It has been long assumed that Alzheimer’s disease develops as a result of accumulation of two abnormal proteins called plaques and tangles in the brain, which kill brain cells. But a new study by researchers from the University of British Columbia and researchers in China indicates that this neurodegenerative disease could originate in parts of a body other than the brain.

“Alzheimer’s disease is clearly a disease of the brain, but our research shows that we need to pay attention to the whole body to understand where it comes from, and how to stop it,” says Dr. Weihong Song, UBC psychiatry professor in a news release.

In the study, Dr. Weihong Song and his colleagues carried out a procedure called parabiosis on mice. In case you’re not familiar with the term, parabiosis – it is a technique in which two specimens (in this case, mice) are surgically attached together to study the effects of one on the other. So, researchers attached normal mice, which do not have Alzheimer’s disease, to mice genetically modified to carry a mutant human gene that produces high levels of the protein called amyloid beta.

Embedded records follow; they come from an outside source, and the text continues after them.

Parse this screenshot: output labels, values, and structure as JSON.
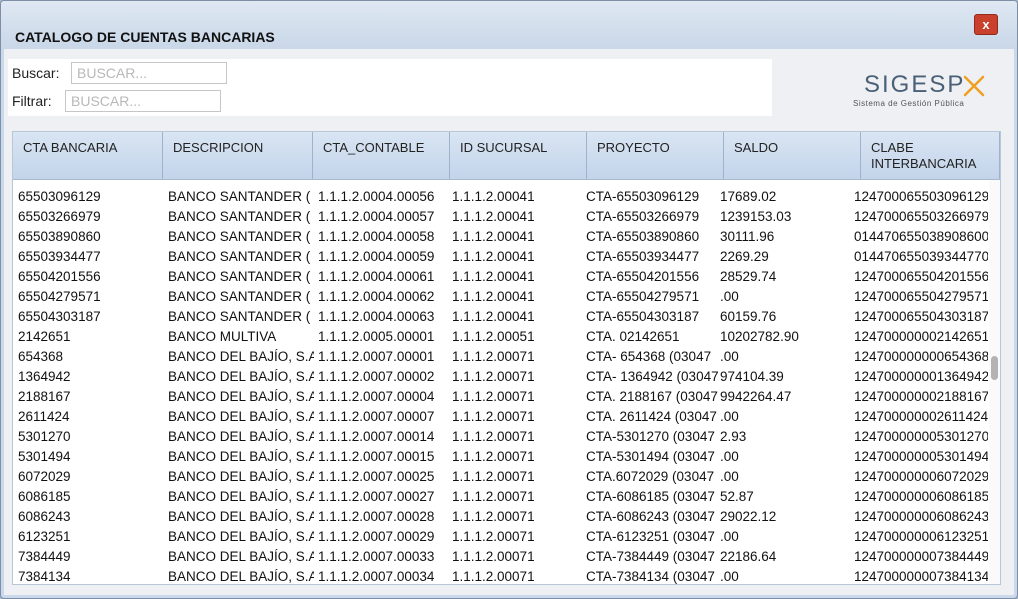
{
  "dialog": {
    "title": "CATALOGO DE CUENTAS BANCARIAS",
    "close_label": "x"
  },
  "search": {
    "buscar_label": "Buscar:",
    "buscar_placeholder": "BUSCAR...",
    "filtrar_label": "Filtrar:",
    "filtrar_placeholder": "BUSCAR..."
  },
  "logo": {
    "main": "SIGESP",
    "sub": "Sistema de Gestión Pública"
  },
  "colors": {
    "close_button": "#c9402c",
    "header_bg": "#cfdcee",
    "logo_accent": "#f0a020"
  },
  "table": {
    "columns": [
      "CTA BANCARIA",
      "DESCRIPCION",
      "CTA_CONTABLE",
      "ID SUCURSAL",
      "PROYECTO",
      "SALDO",
      "CLABE INTERBANCARIA"
    ],
    "rows": [
      [
        "",
        "",
        "",
        "",
        "",
        "",
        ""
      ],
      [
        "65503096129",
        "BANCO SANTANDER ( M",
        "1.1.1.2.0004.00056",
        "1.1.1.2.00041",
        "CTA-65503096129",
        "17689.02",
        "124700065503096129"
      ],
      [
        "65503266979",
        "BANCO SANTANDER ( M",
        "1.1.1.2.0004.00057",
        "1.1.1.2.00041",
        "CTA-65503266979",
        "1239153.03",
        "124700065503266979"
      ],
      [
        "65503890860",
        "BANCO SANTANDER ( M",
        "1.1.1.2.0004.00058",
        "1.1.1.2.00041",
        "CTA-65503890860",
        "30111.96",
        "014470655038908600"
      ],
      [
        "65503934477",
        "BANCO SANTANDER ( M",
        "1.1.1.2.0004.00059",
        "1.1.1.2.00041",
        "CTA-65503934477",
        "2269.29",
        "014470655039344770"
      ],
      [
        "65504201556",
        "BANCO SANTANDER ( M",
        "1.1.1.2.0004.00061",
        "1.1.1.2.00041",
        "CTA-65504201556",
        "28529.74",
        "124700065504201556"
      ],
      [
        "65504279571",
        "BANCO SANTANDER ( M",
        "1.1.1.2.0004.00062",
        "1.1.1.2.00041",
        "CTA-65504279571",
        ".00",
        "124700065504279571"
      ],
      [
        "65504303187",
        "BANCO SANTANDER ( M",
        "1.1.1.2.0004.00063",
        "1.1.1.2.00041",
        "CTA-65504303187",
        "60159.76",
        "124700065504303187"
      ],
      [
        "2142651",
        "BANCO MULTIVA",
        "1.1.1.2.0005.00001",
        "1.1.1.2.00051",
        "CTA. 02142651",
        "10202782.90",
        "124700000002142651"
      ],
      [
        "654368",
        "BANCO DEL BAJÍO, S.A.",
        "1.1.1.2.0007.00001",
        "1.1.1.2.00071",
        "CTA- 654368 (03047",
        ".00",
        "124700000000654368"
      ],
      [
        "1364942",
        "BANCO DEL BAJÍO, S.A.",
        "1.1.1.2.0007.00002",
        "1.1.1.2.00071",
        "CTA- 1364942 (03047",
        "974104.39",
        "124700000001364942"
      ],
      [
        "2188167",
        "BANCO DEL BAJÍO, S.A.",
        "1.1.1.2.0007.00004",
        "1.1.1.2.00071",
        "CTA. 2188167 (03047",
        "9942264.47",
        "124700000002188167"
      ],
      [
        "2611424",
        "BANCO DEL BAJÍO, S.A.",
        "1.1.1.2.0007.00007",
        "1.1.1.2.00071",
        "CTA. 2611424 (03047",
        ".00",
        "124700000002611424"
      ],
      [
        "5301270",
        "BANCO DEL BAJÍO, S.A.",
        "1.1.1.2.0007.00014",
        "1.1.1.2.00071",
        "CTA-5301270 (03047",
        "2.93",
        "124700000005301270"
      ],
      [
        "5301494",
        "BANCO DEL BAJÍO, S.A.",
        "1.1.1.2.0007.00015",
        "1.1.1.2.00071",
        "CTA-5301494 (03047",
        ".00",
        "124700000005301494"
      ],
      [
        "6072029",
        "BANCO DEL BAJÍO, S.A.",
        "1.1.1.2.0007.00025",
        "1.1.1.2.00071",
        "CTA.6072029 (03047",
        ".00",
        "124700000006072029"
      ],
      [
        "6086185",
        "BANCO DEL BAJÍO, S.A.",
        "1.1.1.2.0007.00027",
        "1.1.1.2.00071",
        "CTA-6086185 (03047",
        "52.87",
        "124700000006086185"
      ],
      [
        "6086243",
        "BANCO DEL BAJÍO, S.A.",
        "1.1.1.2.0007.00028",
        "1.1.1.2.00071",
        "CTA-6086243 (03047",
        "29022.12",
        "124700000006086243"
      ],
      [
        "6123251",
        "BANCO DEL BAJÍO, S.A.",
        "1.1.1.2.0007.00029",
        "1.1.1.2.00071",
        "CTA-6123251 (03047",
        ".00",
        "124700000006123251"
      ],
      [
        "7384449",
        "BANCO DEL BAJÍO, S.A.",
        "1.1.1.2.0007.00033",
        "1.1.1.2.00071",
        "CTA-7384449 (03047",
        "22186.64",
        "124700000007384449"
      ],
      [
        "7384134",
        "BANCO DEL BAJÍO, S.A.",
        "1.1.1.2.0007.00034",
        "1.1.1.2.00071",
        "CTA-7384134 (03047",
        ".00",
        "124700000007384134"
      ]
    ]
  }
}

After a year of connected blood circulation, they found that the normal mice attached to genetically modified partners contracted Alzheimer’s disease. This means that the amyloid beta traveled from the genetically-modified mice to the brains of the normal mice, where it accumulated and began to inflict damage. They also found that the non-modified mice developed plaques, and “tangle”- like pathology from inside brain cells. Other signs of Alzheimer’s such as brain cell degeneration, inflammation, microbleeds  and even an impaired ability to transmit electrical signals involved in learning and memory, were also seen.

Amyloid beta is produced anywhere in the body – in blood platelets, blood vessels and muscles, and its precursor protein is found in several other organs. Previously, researchers weren’t sure if amyloid beta from outside the brain could contribute to Alzheimer’s disease. But, this new study shows it can indeed contribute to the disease.

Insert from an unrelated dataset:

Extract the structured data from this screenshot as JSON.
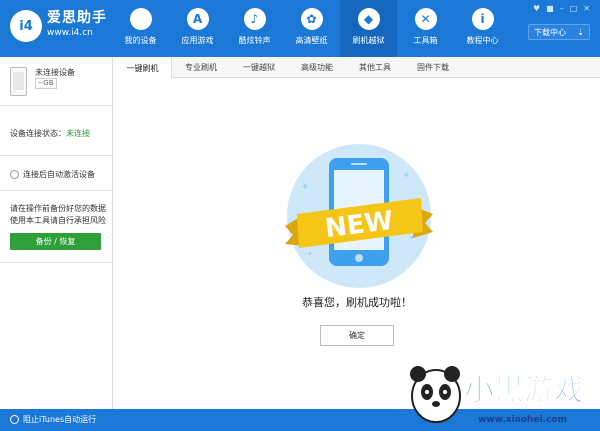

“The blood-brain barrier weakens as we age,” Song says. “That might allow more amyloid beta to infiltrate the brain, supplementing what is produced by the brain itself and accelerating the deterioration.”

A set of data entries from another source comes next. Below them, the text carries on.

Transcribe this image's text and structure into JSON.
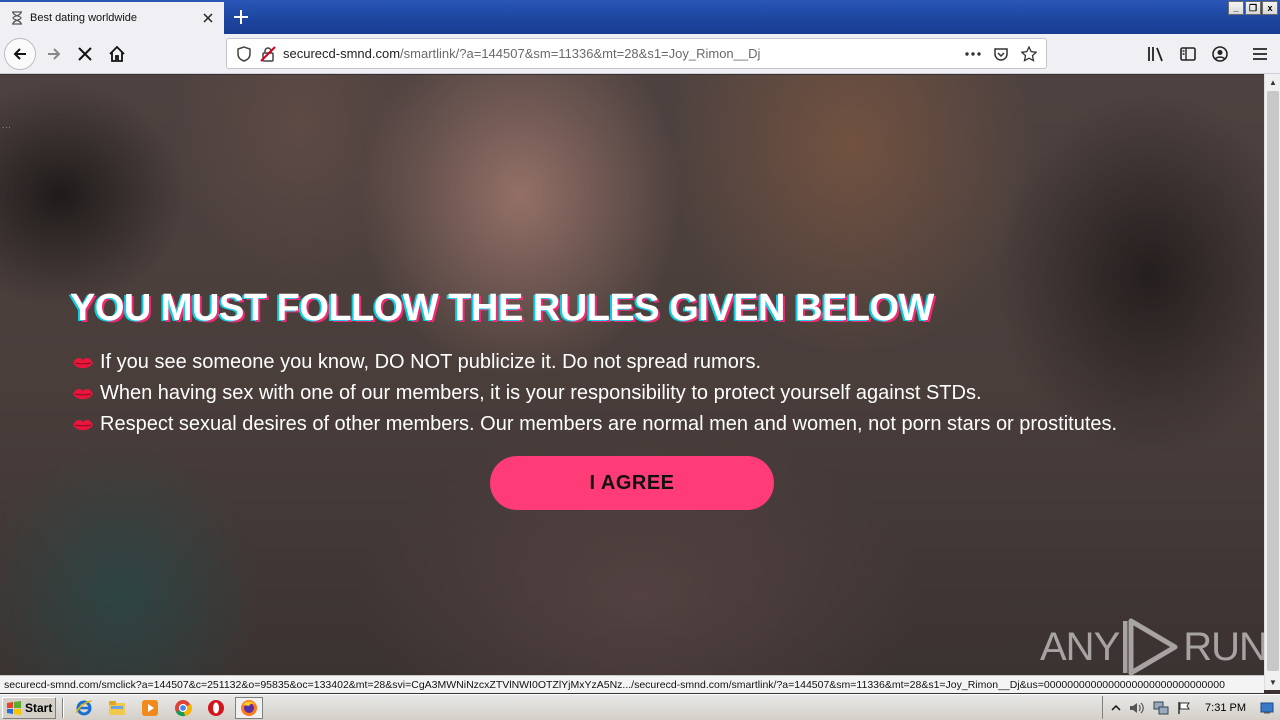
{
  "browser": {
    "tab": {
      "title": "Best dating worldwide",
      "icon": "hourglass-icon"
    },
    "url": {
      "host": "securecd-smnd.com",
      "path": "/smartlink/?a=144507&sm=11336&mt=28&s1=Joy_Rimon__Dj"
    },
    "window_controls": [
      "_",
      "❐",
      "x"
    ]
  },
  "page": {
    "dots": "...",
    "headline": "YOU MUST FOLLOW THE RULES GIVEN BELOW",
    "rules": [
      "If you see someone you know, DO NOT publicize it. Do not spread rumors.",
      "When having sex with one of our members, it is your responsibility to protect yourself against STDs.",
      "Respect sexual desires of other members. Our members are normal men and women, not porn stars or prostitutes."
    ],
    "agree_label": "I AGREE",
    "watermark": {
      "left": "ANY",
      "right": "RUN"
    },
    "accent_color": "#ff3b78"
  },
  "status_bar": {
    "text": "securecd-smnd.com/smclick?a=144507&c=251132&o=95835&oc=133402&mt=28&svi=CgA3MWNiNzcxZTVlNWI0OTZlYjMxYzA5Nz.../securecd-smnd.com/smartlink/?a=144507&sm=11336&mt=28&s1=Joy_Rimon__Dj&us=0000000000000000000000000000000"
  },
  "taskbar": {
    "start_label": "Start",
    "apps": [
      "ie-icon",
      "explorer-icon",
      "media-player-icon",
      "chrome-icon",
      "opera-icon",
      "firefox-icon"
    ],
    "clock": "7:31 PM"
  }
}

The study offers hope that future drug therapies might be able to stop or slow the disease without working directly on the brain. Instead, such drugs could be developed to target the kidney or liver and flush out toxic amyloid-beta proteins from the body before it can reach the brain.

The study titled “Blood-derived amyloid-β protein induces Alzheimer’s disease pathologies” has been published in the journal Molecular Psychiatry.